Voluntary loneliness can therefore be something beneficial, although there are exceptions.

Involuntary loneliness, as the name suggests, is something forced upon a person either by internal or external circumstances. There are many factors that can cause a person to feel lonely, such as divorce, heartbreaks, death, moving to a new place, and forced isolation. Fear also usually plays a role in making someone feel lonely.

The lack of confidence can also create an urge to be alone. These people believe that they are unworthy of others’ love, time, and attention, thereby causing them to avoid people altogether.

Extroverts are not immune to feeling lonely either, despite what you may believe. The loneliness disease doesn’t discriminate based on how reserved or outgoing someone is.

Note: keep in mind that we are primarily referring to involuntary loneliness in this article.

How It Affects You

Depressive episodes are often the results of feeling lonely.

Those who do not suffer from this ‘invisible’ societal disease would find it hard to empathize with people who do, which in many ways is understandable.

Loneliness doesn’t manifest like a cough does in the sense that it isn’t obvious. A person can quite easily hide their loneliness from others without anyone finding out, making it difficult to identify, diagnose, and treat.

Furthermore, there is also a stigma surrounding lonely people who are often wrongly perceived to be anti-social.

Needless to say, loneliness is a major cause of depression among the population. Depression, in turn, can lead to different forms of abuse in addition to a lack of confidence as well as finding life meaningless.

This makes those who would have otherwise been a positive contributor to society its liabilities, causing troubles not only to themselves but those around them (especially people who care for them deeply).

You may be thinking: doesn’t social media help with alleviating loneliness?

Yes, it does to a certain degree and assuming that the user doesn’t get addicted to it.

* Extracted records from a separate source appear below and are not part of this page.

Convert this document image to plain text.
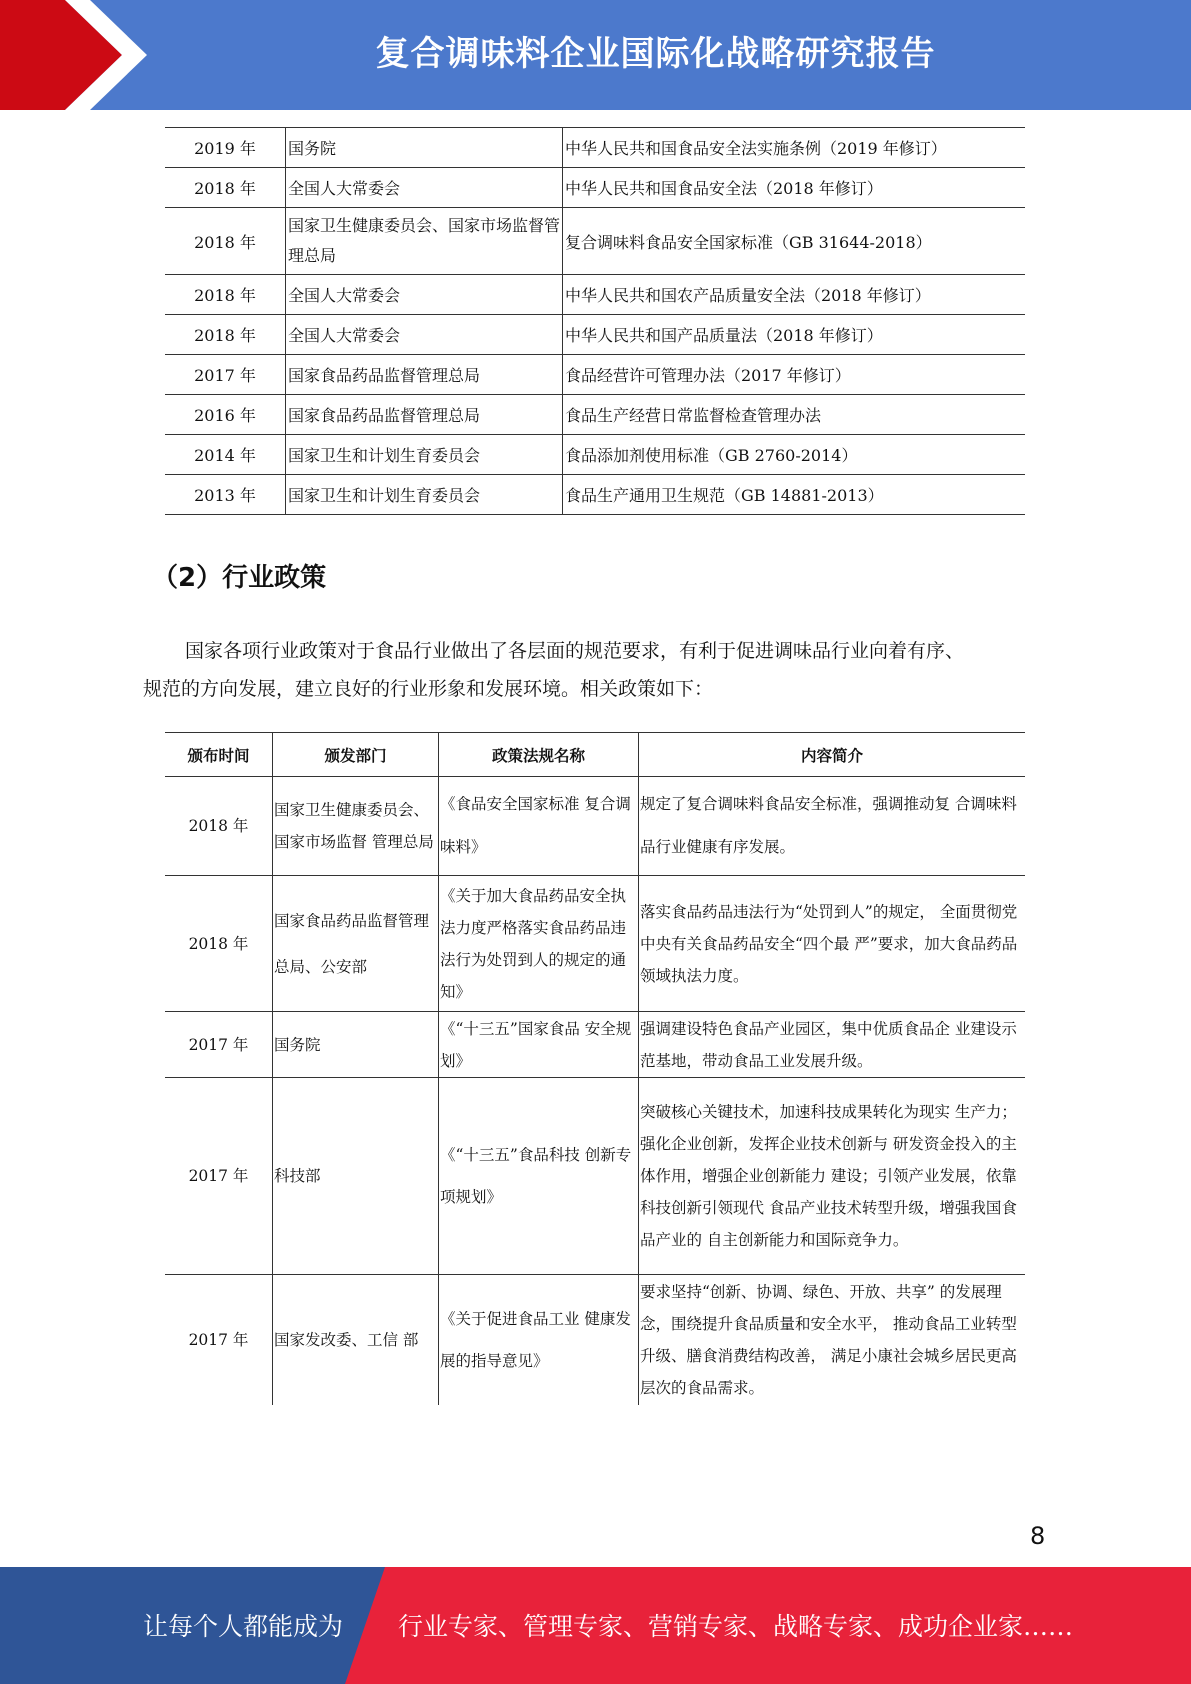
复合调味料企业国际化战略研究报告
2019 年	国务院	中华人民共和国食品安全法实施条例（2019 年修订）
2018 年	全国人大常委会	中华人民共和国食品安全法（2018 年修订）
2018 年	国家卫生健康委员会、国家市场监督管理总局	复合调味料食品安全国家标准（GB 31644-2018）
2018 年	全国人大常委会	中华人民共和国农产品质量安全法（2018 年修订）
2018 年	全国人大常委会	中华人民共和国产品质量法（2018 年修订）
2017 年	国家食品药品监督管理总局	食品经营许可管理办法（2017 年修订）
2016 年	国家食品药品监督管理总局	食品生产经营日常监督检查管理办法
2014 年	国家卫生和计划生育委员会	食品添加剂使用标准（GB 2760-2014）
2013 年	国家卫生和计划生育委员会	食品生产通用卫生规范（GB 14881-2013）
（2）行业政策
国家各项行业政策对于食品行业做出了各层面的规范要求，有利于促进调味品行业向着有序、
规范的方向发展，建立良好的行业形象和发展环境。相关政策如下：
颁布时间	颁发部门	政策法规名称	内容简介
2018 年	国家卫生健康委员会、国家市场监督 管理总局	《食品安全国家标准 复合调味料》	规定了复合调味料食品安全标准，强调推动复 合调味料品行业健康有序发展。
2018 年	国家食品药品监督管理总局、公安部	《关于加大食品药品安全执法力度严格落实食品药品违法行为处罚到人的规定的通知》	落实食品药品违法行为“处罚到人”的规定， 全面贯彻党中央有关食品药品安全“四个最 严”要求，加大食品药品领域执法力度。
2017 年	国务院	《“十三五”国家食品 安全规划》	强调建设特色食品产业园区，集中优质食品企 业建设示范基地，带动食品工业发展升级。
2017 年	科技部	《“十三五”食品科技 创新专项规划》	突破核心关键技术，加速科技成果转化为现实 生产力；强化企业创新，发挥企业技术创新与 研发资金投入的主体作用，增强企业创新能力 建设；引领产业发展，依靠科技创新引领现代 食品产业技术转型升级，增强我国食品产业的 自主创新能力和国际竞争力。
2017 年	国家发改委、工信 部	《关于促进食品工业 健康发展的指导意见》	要求坚持“创新、协调、绿色、开放、共享” 的发展理念，围绕提升食品质量和安全水平， 推动食品工业转型升级、膳食消费结构改善， 满足小康社会城乡居民更高层次的食品需求。
8
让每个人都能成为 行业专家、管理专家、营销专家、战略专家、成功企业家……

This is easier said than done since social platforms are designed so that everyone spends more time on them, not less.

Ways to Cope With Loneliness

Being hopeful is a good way to deal with loneliness.

Here are a few simple strategies that you can use for dealing with loneliness.

  • Get a pet.
  • Reconnect with people in your circle.
  • Go out more often with existing friends.
  • Make new friends.
  • Schedule meetups with your family.
  • Meditate.
  • Find a new hobby.
  • Join a club.
  • Participate in a volunteer project.
  • Seek professional counseling.

Keep in mind that it will take some time and effort to escape the cycle of loneliness.

While it may be difficult, it is always a good idea to seek help from your family and friends.

You Are Not Alone

(Re)connect with your friends and family whenever possible.

There is no shame in feeling lonely, ever.

It’d also be worth your while to remember that you are not the only person in this world who feels lonely and, as we’ve mentioned, loneliness can be a good thing at times as long as it’s well managed.

We wish you all the best.

Reminder: Do seriously consider consulting a certified professional (online and/or in-person) if you constantly feel depressed from loneliness.